Published online by Cambridge University Press: 26 April 2006
The axisymmetric electrophoretic motion of a dielectric sphere along the axis of an orifice in a large conducting plane or of a conducting disk is considered. The radius of the orifice or the disk may be either larger or smaller than that of the sphere. The assumption of thin electrical double layers at the solid surfaces is employed. To solve the electrostatic and hydrodynamic governing equations both the electric and the flow fields are partitioned at the plane of the orifice or the disk. For each field, separate solutions are developed on both sides of the plane that satisfy the boundary conditions in each region and the unknown functions for the field at the fluid interface. The continuities of the electric current flux and the fluid stress tensor at the matching interface lead to sets of dual integral equations which are solved analytically to determine the unknown functions for the fields at the matching interface. Then, a boundary–collocation technique is used to satisfy the boundary conditions on the surface of the sphere.

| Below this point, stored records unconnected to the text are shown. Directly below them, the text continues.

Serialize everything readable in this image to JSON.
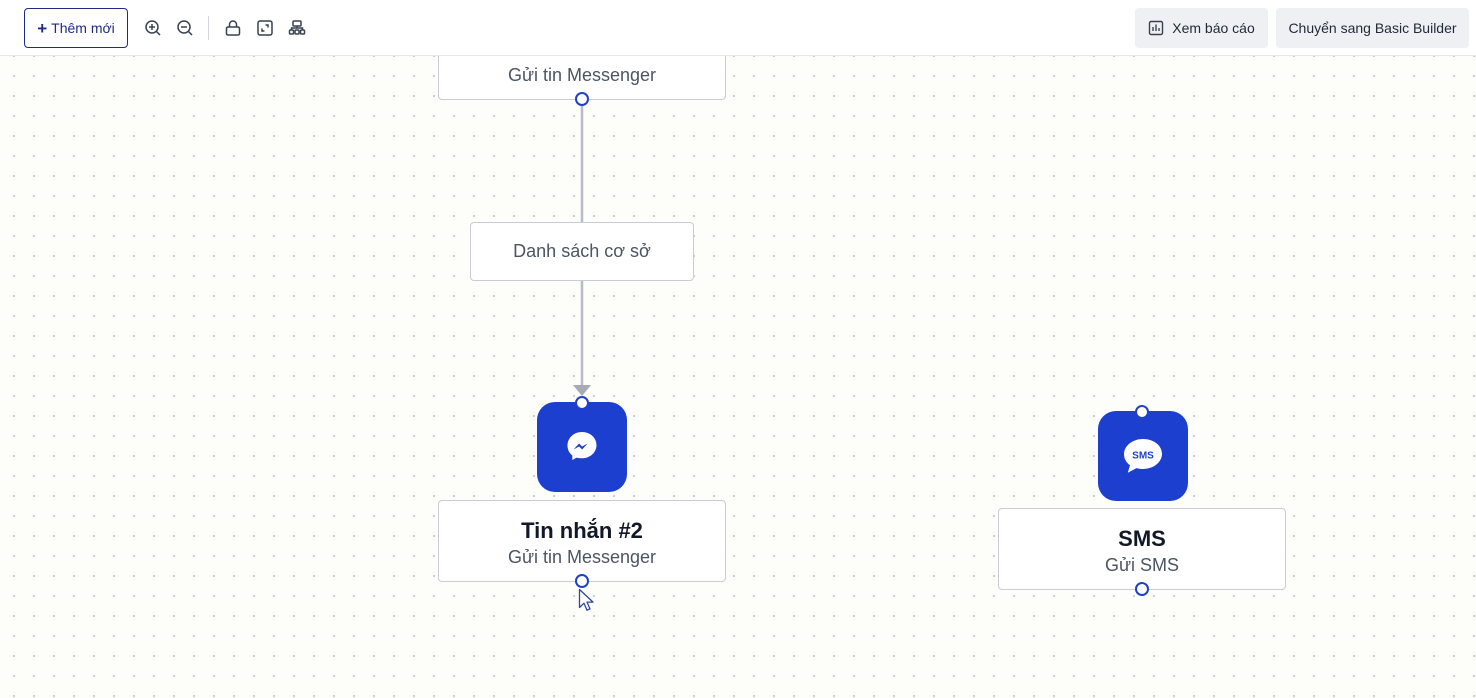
{
  "toolbar": {
    "add_label": "Thêm mới",
    "report_label": "Xem báo cáo",
    "switch_label": "Chuyển sang Basic Builder"
  },
  "nodes": {
    "top": {
      "subtitle": "Gửi tin Messenger"
    },
    "condition": {
      "label": "Danh sách cơ sở"
    },
    "messenger2": {
      "title": "Tin nhắn #2",
      "subtitle": "Gửi tin Messenger"
    },
    "sms": {
      "title": "SMS",
      "subtitle": "Gửi SMS",
      "icon_text": "SMS"
    }
  },
  "colors": {
    "accent": "#1c3fcf",
    "port": "#2140c8",
    "edge": "#b9bcc8"
  },
  "icons": [
    "zoom-in-icon",
    "zoom-out-icon",
    "lock-icon",
    "fit-view-icon",
    "auto-layout-icon",
    "chart-icon",
    "messenger-icon",
    "sms-icon",
    "cursor-icon"
  ]
}
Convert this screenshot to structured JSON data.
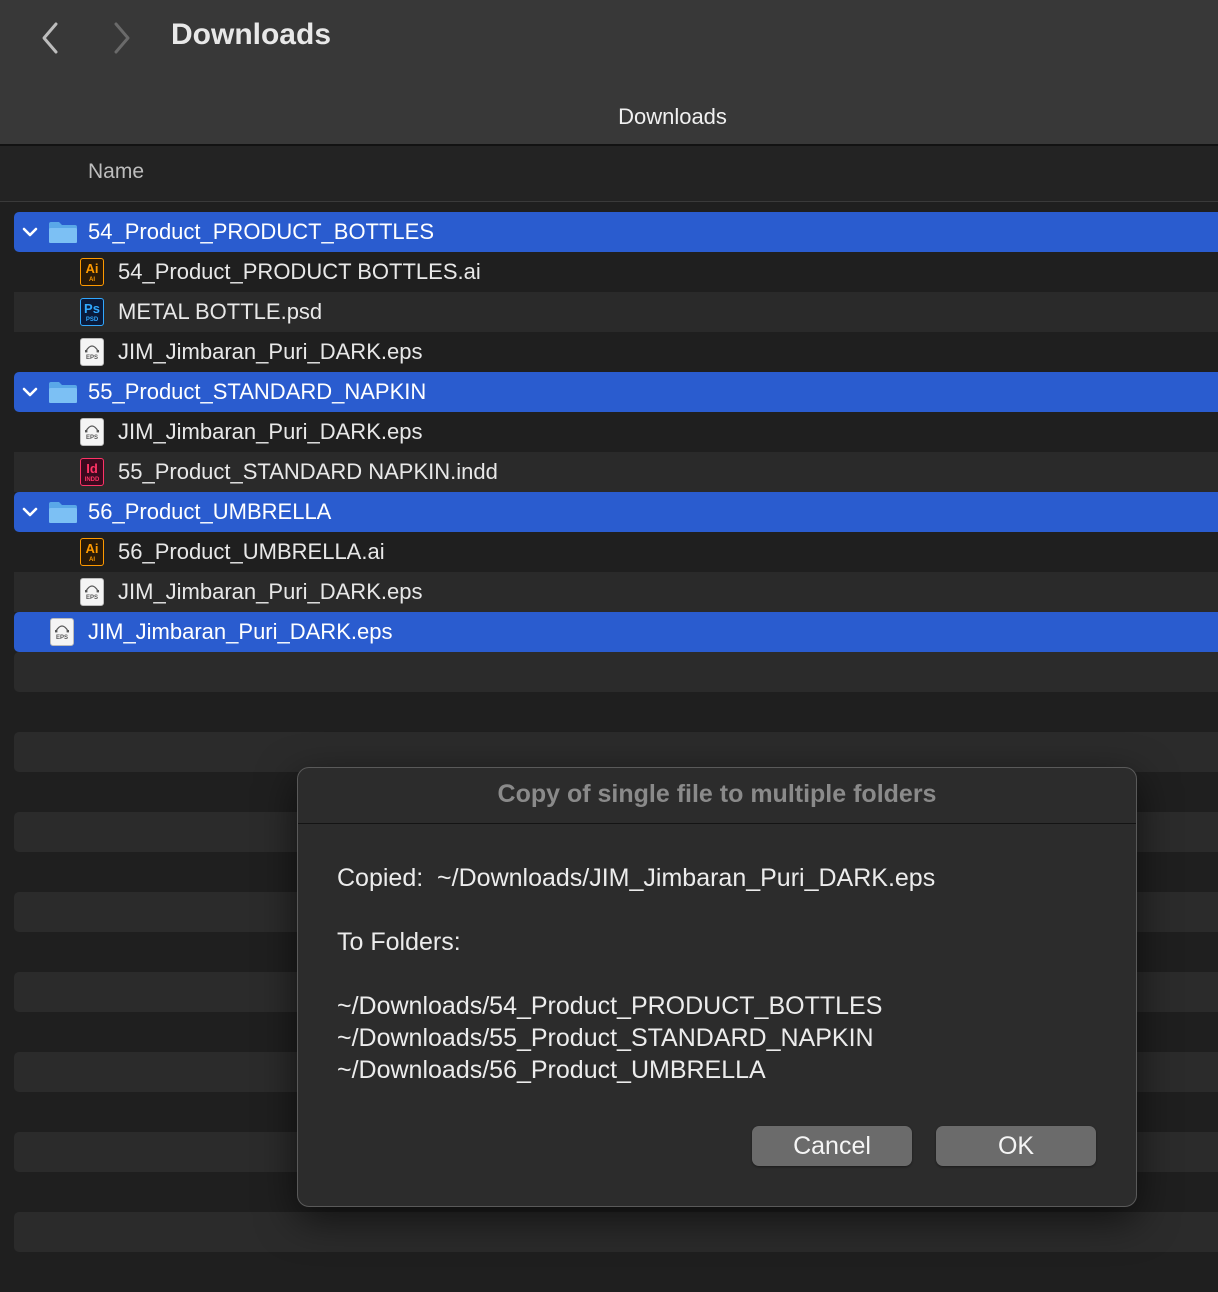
{
  "window": {
    "title": "Downloads",
    "path_title": "Downloads"
  },
  "toolbar": {
    "back_icon": "chevron-left-icon",
    "forward_icon": "chevron-right-icon"
  },
  "columns": {
    "name": "Name"
  },
  "folders": [
    {
      "name": "54_Product_PRODUCT_BOTTLES",
      "expanded": true,
      "files": [
        {
          "name": "54_Product_PRODUCT BOTTLES.ai",
          "type": "ai",
          "icon_label": "Ai",
          "icon_sub": "AI"
        },
        {
          "name": "METAL BOTTLE.psd",
          "type": "ps",
          "icon_label": "Ps",
          "icon_sub": "PSD"
        },
        {
          "name": "JIM_Jimbaran_Puri_DARK.eps",
          "type": "eps",
          "icon_label": "",
          "icon_sub": "EPS"
        }
      ]
    },
    {
      "name": "55_Product_STANDARD_NAPKIN",
      "expanded": true,
      "files": [
        {
          "name": "JIM_Jimbaran_Puri_DARK.eps",
          "type": "eps",
          "icon_label": "",
          "icon_sub": "EPS"
        },
        {
          "name": "55_Product_STANDARD NAPKIN.indd",
          "type": "id",
          "icon_label": "Id",
          "icon_sub": "INDD"
        }
      ]
    },
    {
      "name": "56_Product_UMBRELLA",
      "expanded": true,
      "files": [
        {
          "name": "56_Product_UMBRELLA.ai",
          "type": "ai",
          "icon_label": "Ai",
          "icon_sub": "AI"
        },
        {
          "name": "JIM_Jimbaran_Puri_DARK.eps",
          "type": "eps",
          "icon_label": "",
          "icon_sub": "EPS"
        }
      ]
    }
  ],
  "top_file": {
    "name": "JIM_Jimbaran_Puri_DARK.eps",
    "type": "eps",
    "icon_label": "",
    "icon_sub": "EPS"
  },
  "dialog": {
    "title": "Copy of single file to multiple folders",
    "copied_line": "Copied:  ~/Downloads/JIM_Jimbaran_Puri_DARK.eps",
    "to_folders_label": "To Folders:",
    "folder_lines": [
      "~/Downloads/54_Product_PRODUCT_BOTTLES",
      "~/Downloads/55_Product_STANDARD_NAPKIN",
      "~/Downloads/56_Product_UMBRELLA"
    ],
    "cancel_label": "Cancel",
    "ok_label": "OK"
  },
  "colors": {
    "selection": "#2a5ccf",
    "folder": "#5aa8e8",
    "ai": "#ff9a00",
    "ps": "#31a8ff",
    "id": "#ff3366"
  }
}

The numerical solutions for the electrophoretic velocity of the colloidal sphere are presented for various values of a/b and a/d, where a is the particle radius, b is the radius of the orifice or the disk, and d is the distance of the particle centre from the plane of the wall. For the limiting case of electrophoresis of a sphere perpendicular to an infinite plane wall, our results for the boundary effects agree very well with the exact calculations using spherical bipolar coordinates. Interestingly, the electrophoretic velocity of a sphere approaching an orifice of a larger radius increases when the sphere is close to the orifice, and this velocity can be even larger than that for an identical sphere undergoing electrophoresis in an unbounded fluid. If the sphere has a radius larger than that of the orifice, or if the sphere has a smaller radius and is located sufficiently far from the orifice, its electrophoretic mobility will decrease with the increase of the spacing parameter a/d. For the electrophoretic motion of a sphere along the axis of and close to a disk of finite radius, the resistance to the particle movement can be stronger than that for an equal sphere undergoing electrophoresis normal to an infinite plane wall at the same value of a/d. As the particle approaches the disk wall, its mobility decreases steadily and vanishes at the limit a/d → 1. The boundary effects on the particle mobility and the fluid flow pattern in electrophoresis differ significantly from those of the corresponding sedimentation problem with which a comparison is made.